My name is Kambri, and I’m 17 years old. I was diagnosed with Fanconi anemia when I was five.

Before my diagnosis, I just didn’t feel good for a while. I had frequent nosebleeds, bruised easily, and was tired a lot. Eventually, those symptoms led to testing and my FA diagnosis. At the time, I didn’t fully understand what was happening, but looking back, I can see how much my body was going through even at such a young age.

Today, I get to live a pretty normal life. Most of my day-to-day focus is on routine checkups, and for the most part, life feels typical. Still, there’s always a small, constant worry in the back of my mind that something could change. Living with FA means learning to hold both things at once: gratitude for feeling well and awareness that FA doesn’t simply disappear.

One thing I wish more people understood is that FA doesn’t go away after transplant. Even when things look normal from the outside, it’s something you live with for life. That reality shapes how you think about your health, your future, and the care you take with your body.

A defining moment for me came as I got older and started to understand how much I went through, even though I don’t remember all of it. Realizing that my life could have turned out very differently made me appreciate my health and where I am now in a deeper way. It changed how I see my past and how I approach my future.
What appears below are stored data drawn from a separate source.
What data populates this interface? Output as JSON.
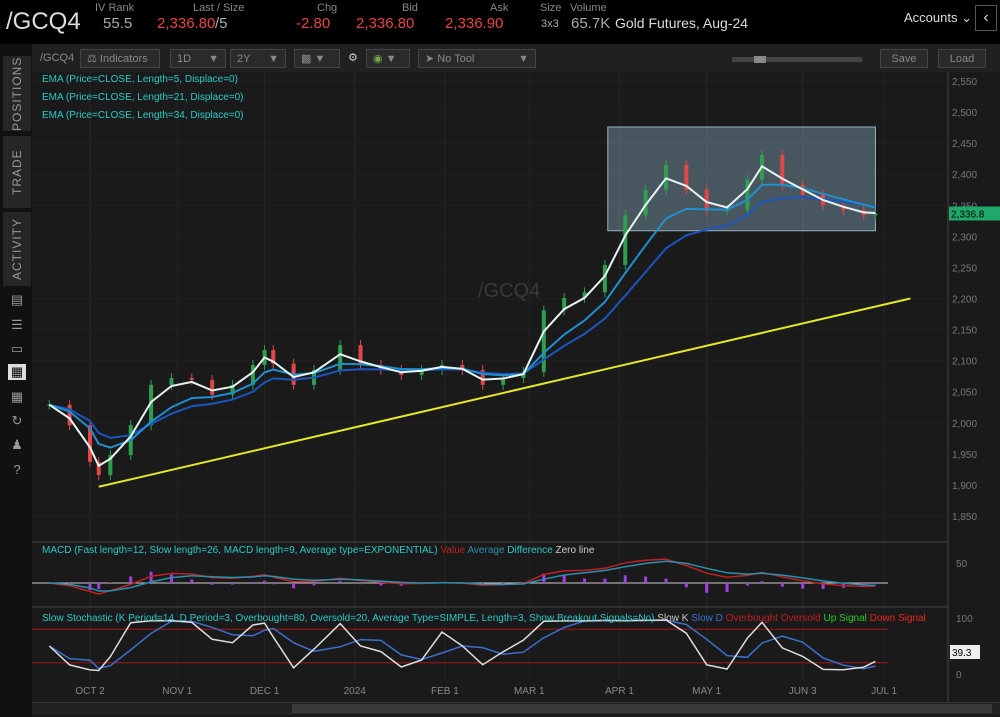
{
  "header": {
    "symbol": "/GCQ4",
    "iv_rank_label": "IV Rank",
    "iv_rank": "55.5",
    "last_label": "Last / Size",
    "last": "2,336.80",
    "last_size": "/5",
    "chg_label": "Chg",
    "chg": "-2.80",
    "bid_label": "Bid",
    "bid": "2,336.80",
    "ask_label": "Ask",
    "ask": "2,336.90",
    "size_label": "Size",
    "size": "3x3",
    "volume_label": "Volume",
    "volume": "65.7K",
    "description": "Gold Futures, Aug-24",
    "accounts": "Accounts"
  },
  "sidebar": {
    "tabs": [
      "POSITIONS",
      "TRADE",
      "ACTIVITY"
    ],
    "icons": [
      "calendar-icon",
      "list-icon",
      "monitor-icon",
      "chart-icon",
      "grid-icon",
      "history-icon",
      "people-icon",
      "help-icon"
    ]
  },
  "toolbar": {
    "symbol": "/GCQ4",
    "indicators": "Indicators",
    "aggregation": "1D",
    "range": "2Y",
    "drawing_tool": "No Tool",
    "save": "Save",
    "load": "Load"
  },
  "studies": {
    "ema1": "EMA (Price=CLOSE, Length=5, Displace=0)",
    "ema2": "EMA (Price=CLOSE, Length=21, Displace=0)",
    "ema3": "EMA (Price=CLOSE, Length=34, Displace=0)",
    "macd": "MACD (Fast length=12, Slow length=26, MACD length=9, Average type=EXPONENTIAL)",
    "macd_value": "Value",
    "macd_avg": "Average",
    "macd_diff": "Difference",
    "macd_zero": "Zero line",
    "stoch": "Slow Stochastic (K Period=14, D Period=3, Overbought=80, Oversold=20, Average Type=SIMPLE, Length=3, Show Breakout Signals=No)",
    "slow_k": "Slow K",
    "slow_d": "Slow D",
    "overbought": "Overbought",
    "oversold": "Oversold",
    "up_signal": "Up Signal",
    "down_signal": "Down Signal"
  },
  "watermark": "/GCQ4",
  "colors": {
    "up": "#2e9e4f",
    "down": "#e04848",
    "ema5": "#e8f4f4",
    "ema21": "#1e8fd0",
    "ema34": "#1a55c0",
    "trendline": "#e6e62a",
    "box": "#8fb4c8",
    "macd_value": "#c02020",
    "macd_avg": "#2a8fb0",
    "stoch_k": "#dddddd",
    "stoch_d": "#3b6fd0"
  },
  "chart_data": {
    "type": "candlestick",
    "ylim": [
      1825,
      2575
    ],
    "y_ticks": [
      "2,550",
      "2,500",
      "2,450",
      "2,400",
      "2,350",
      "2,300",
      "2,250",
      "2,200",
      "2,150",
      "2,100",
      "2,050",
      "2,000",
      "1,950",
      "1,900",
      "1,850"
    ],
    "x_ticks": [
      {
        "label": "OCT 2",
        "date": "2023-10-02"
      },
      {
        "label": "NOV 1",
        "date": "2023-11-01"
      },
      {
        "label": "DEC 1",
        "date": "2023-12-01"
      },
      {
        "label": "2024",
        "date": "2024-01-01"
      },
      {
        "label": "FEB 1",
        "date": "2024-02-01"
      },
      {
        "label": "MAR 1",
        "date": "2024-03-01"
      },
      {
        "label": "APR 1",
        "date": "2024-04-01"
      },
      {
        "label": "MAY 1",
        "date": "2024-05-01"
      },
      {
        "label": "JUN 3",
        "date": "2024-06-03"
      },
      {
        "label": "JUL 1",
        "date": "2024-07-01"
      }
    ],
    "dates": [
      "2023-09-18",
      "2023-09-25",
      "2023-10-02",
      "2023-10-05",
      "2023-10-09",
      "2023-10-16",
      "2023-10-23",
      "2023-10-30",
      "2023-11-06",
      "2023-11-13",
      "2023-11-20",
      "2023-11-27",
      "2023-12-01",
      "2023-12-04",
      "2023-12-11",
      "2023-12-18",
      "2023-12-27",
      "2024-01-03",
      "2024-01-10",
      "2024-01-17",
      "2024-01-24",
      "2024-01-31",
      "2024-02-07",
      "2024-02-14",
      "2024-02-21",
      "2024-02-28",
      "2024-03-06",
      "2024-03-13",
      "2024-03-20",
      "2024-03-27",
      "2024-04-03",
      "2024-04-10",
      "2024-04-17",
      "2024-04-24",
      "2024-05-01",
      "2024-05-08",
      "2024-05-15",
      "2024-05-20",
      "2024-05-27",
      "2024-06-03",
      "2024-06-10",
      "2024-06-17",
      "2024-06-24",
      "2024-06-28"
    ],
    "close": [
      2029,
      1996,
      1937,
      1916,
      1948,
      1996,
      2061,
      2072,
      2069,
      2045,
      2061,
      2093,
      2117,
      2095,
      2061,
      2085,
      2125,
      2093,
      2085,
      2077,
      2085,
      2093,
      2085,
      2061,
      2072,
      2082,
      2181,
      2201,
      2210,
      2254,
      2334,
      2375,
      2415,
      2375,
      2342,
      2342,
      2391,
      2431,
      2383,
      2367,
      2350,
      2342,
      2334,
      2337
    ],
    "last_price": "2,336.8",
    "macd_ticks": [
      "50"
    ],
    "stoch_ticks": [
      "100",
      "0"
    ],
    "stoch_last": "39.3",
    "trendline": {
      "start": {
        "date": "2023-10-05",
        "price": 1897
      },
      "end": {
        "date": "2024-07-10",
        "price": 2200
      }
    },
    "range_box": {
      "start": "2024-03-28",
      "end": "2024-06-28",
      "high": 2476,
      "low": 2309
    }
  }
}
I’m a high school junior and also a concurrent college student. I’m involved in school leadership, and I hope to work in health care someday. My goal is to become a CRNA and work in pediatrics, giving back in a meaningful way to the kind of care that made such a difference in my own life.

Looking ahead, I hope to stay healthy and see continued progress in FA research. In 2026, I’ll be celebrating several milestones: 10 years post-transplant, four years post spinal fusion, and turning 18. Those moments feel significant, not just as anniversaries, but as reminders of how far I’ve come.

To the donors who make research possible, thank you. The research and care you support truly change lives. You’ve helped make a future like mine possible.

FA is part of my life, but it’s not who I am.